This is really the only point that matters in this whole discussion: Is it fair for someone to have this information before someone else. The answer isn't a simple as the question.
If you ask me, I would want to have full immediate disclosure. The suggestion that the person reporting the bug is the first person to have found it is absurd. Black Hat interests are actively looking for these kinds of problems, and finding them is how they make a living. Forget corporations, Governments are the ones who will pay top dollar for undisclosed exploits, and something like this (enabled by default, invisible in system logs, and in software deployed so widely!) would be worth a fortune. Improperly calculating data size is the cause of nearly all of these types of bugs, so you can really save a lot of tie just examinig the lead-up to function calls that include a size parameter (memcpy() was used in heartbleed, but is just one of a group of standard C functions that you would hotlist.). But we're drifting a bit.
Heartbleed has two classes of victims: Application Vendors (include web site owners) and Application Users (including average Joe with a web browser). Is it fair that Vendors would get advanced notice to patch their systems before Users even know a problem exists? Furthermore, is it fair that only a select group of Vendors would be given that notice? I don't really believe so.

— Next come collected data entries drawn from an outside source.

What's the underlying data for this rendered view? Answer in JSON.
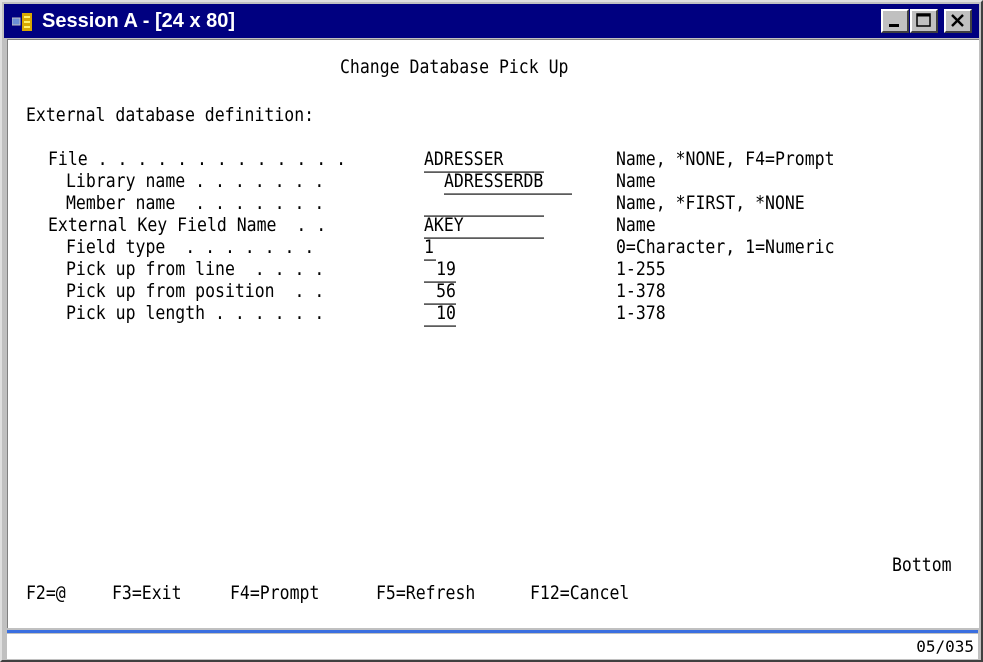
{
  "window": {
    "title": "Session A - [24 x 80]",
    "icon": "terminal-session-icon",
    "title_bar_color": "#000080",
    "controls": {
      "minimize": "minimize-icon",
      "maximize": "maximize-icon",
      "close": "close-icon"
    }
  },
  "screen": {
    "title": "Change Database Pick Up",
    "section_label": "External database definition:",
    "fields": [
      {
        "label": "File . . . . . . . . . . . . .",
        "value": "ADRESSER",
        "hint": "Name, *NONE, F4=Prompt"
      },
      {
        "label": "Library name . . . . . . .",
        "value": "ADRESSERDB",
        "hint": "Name"
      },
      {
        "label": "Member name  . . . . . . .",
        "value": "",
        "hint": "Name, *FIRST, *NONE"
      },
      {
        "label": "External Key Field Name  . .",
        "value": "AKEY",
        "hint": "Name"
      },
      {
        "label": "Field type  . . . . . . .",
        "value": "1",
        "hint": "0=Character, 1=Numeric"
      },
      {
        "label": "Pick up from line  . . . .",
        "value": "19",
        "hint": "1-255"
      },
      {
        "label": "Pick up from position  . .",
        "value": "56",
        "hint": "1-378"
      },
      {
        "label": "Pick up length . . . . . .",
        "value": "10",
        "hint": "1-378"
      }
    ],
    "scroll_indicator": "Bottom",
    "function_keys": [
      "F2=@",
      "F3=Exit",
      "F4=Prompt",
      "F5=Refresh",
      "F12=Cancel"
    ]
  },
  "status": {
    "cursor_position": "05/035"
  }
}
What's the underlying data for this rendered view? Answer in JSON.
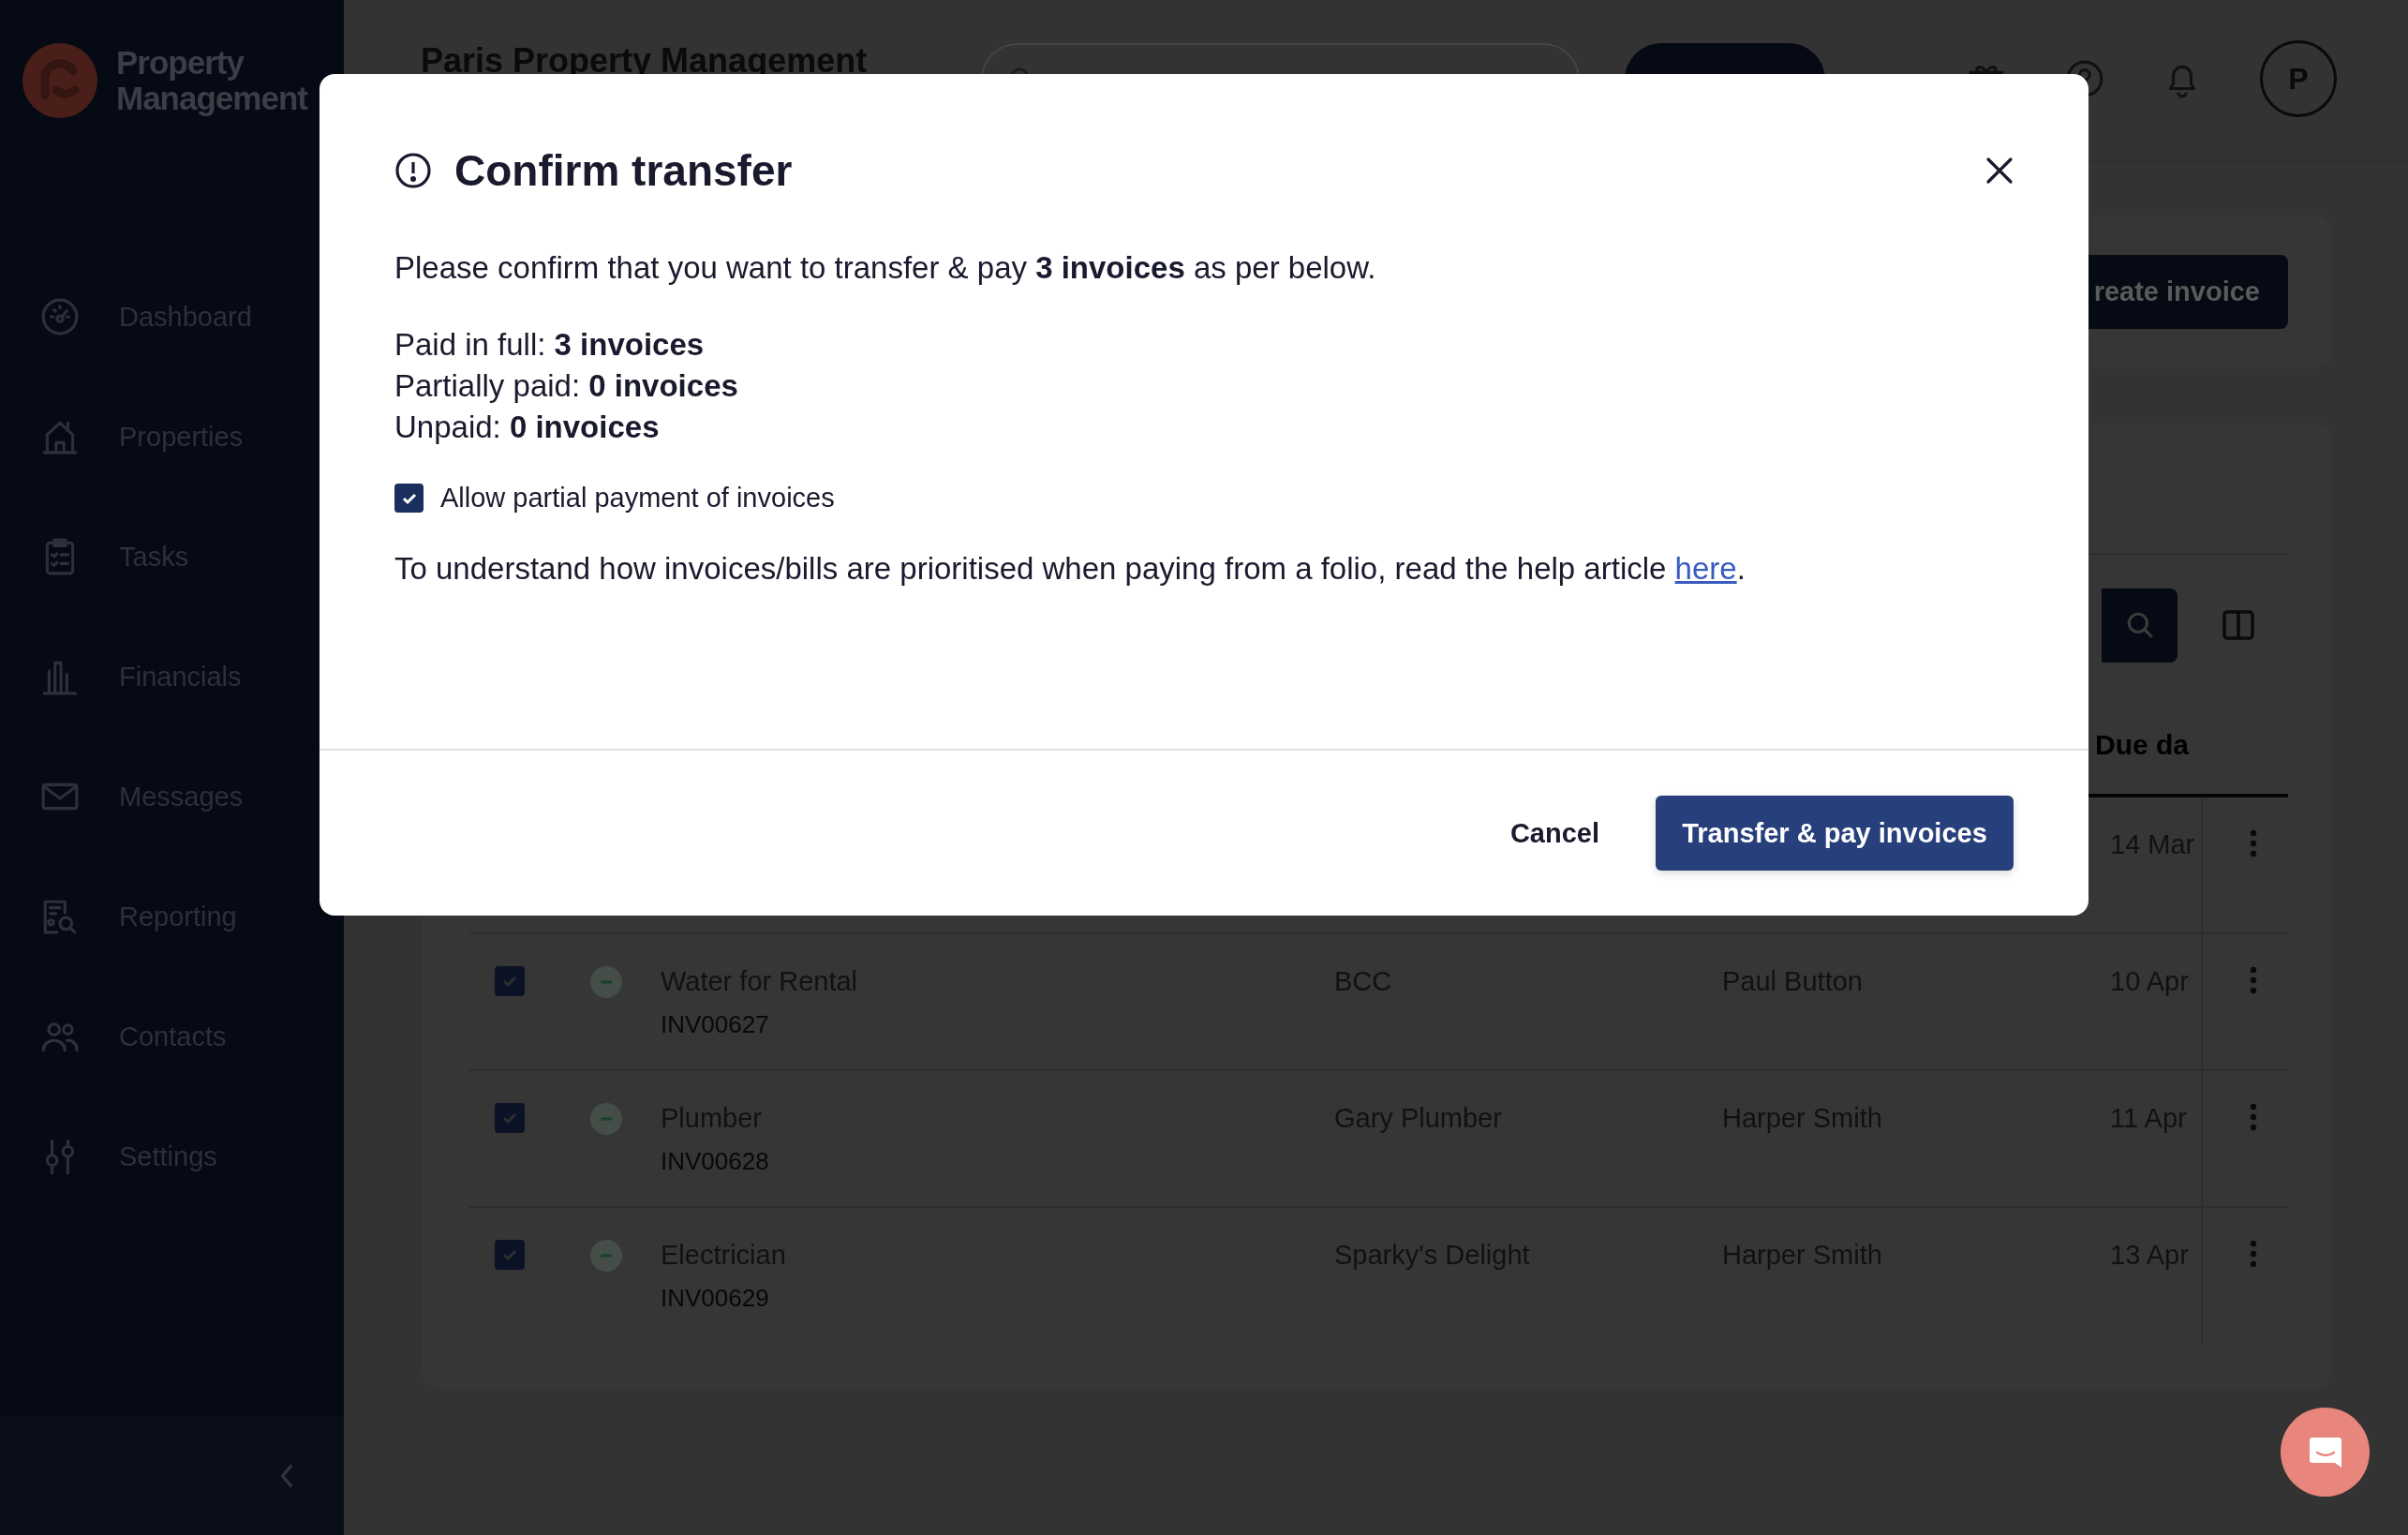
{
  "logo": {
    "lines": [
      "Property",
      "Management"
    ]
  },
  "sidebar": {
    "items": [
      {
        "label": "Dashboard",
        "kind": "gauge"
      },
      {
        "label": "Properties",
        "kind": "house"
      },
      {
        "label": "Tasks",
        "kind": "clipboard"
      },
      {
        "label": "Financials",
        "kind": "chart"
      },
      {
        "label": "Messages",
        "kind": "mail"
      },
      {
        "label": "Reporting",
        "kind": "report"
      },
      {
        "label": "Contacts",
        "kind": "people"
      },
      {
        "label": "Settings",
        "kind": "sliders"
      }
    ]
  },
  "header": {
    "title": "Paris Property Management",
    "avatar": "P"
  },
  "actions": {
    "create_button": "reate invoice"
  },
  "table": {
    "columns": [
      {
        "label": "Due da"
      }
    ],
    "rows": [
      {
        "due": "14 Mar"
      },
      {
        "title": "Water for Rental",
        "reference": "INV00627",
        "supplier": "BCC",
        "owner": "Paul Button",
        "due": "10 Apr",
        "checked": true
      },
      {
        "title": "Plumber",
        "reference": "INV00628",
        "supplier": "Gary Plumber",
        "owner": "Harper Smith",
        "due": "11 Apr",
        "checked": true
      },
      {
        "title": "Electrician",
        "reference": "INV00629",
        "supplier": "Sparky's Delight",
        "owner": "Harper Smith",
        "due": "13 Apr",
        "checked": true
      }
    ]
  },
  "modal": {
    "title": "Confirm transfer",
    "intro": "Please confirm that you want to transfer & pay **3 invoices** as per below.",
    "summary": [
      "Paid in full: **3 invoices**",
      "Partially paid: **0 invoices**",
      "Unpaid: **0 invoices**"
    ],
    "checkbox": {
      "label": "Allow partial payment of invoices",
      "checked": true
    },
    "help": {
      "text": "To understand how invoices/bills are prioritised when paying from a folio, read the help article",
      "link": "here",
      "after": "."
    },
    "buttons": {
      "cancel": "Cancel",
      "confirm": "Transfer & pay invoices"
    }
  }
}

I can see how the entity who discovered the issue would selfishly patch their own systems before releasing it. I get it. But the responsible thing to do after that has got to be disclosing to the upstream vendor. Is 11 days the length of time it took to update Google's entire infrastructure? They're a strange beast, and that would be quite impressive if so, particularly on non-linux systems where package management/creation is a little less friendly. Either way, given their size, I can't honestly fault them for 11 day disclosure to OpenSSL. I can fault them for disclosing to their friends first.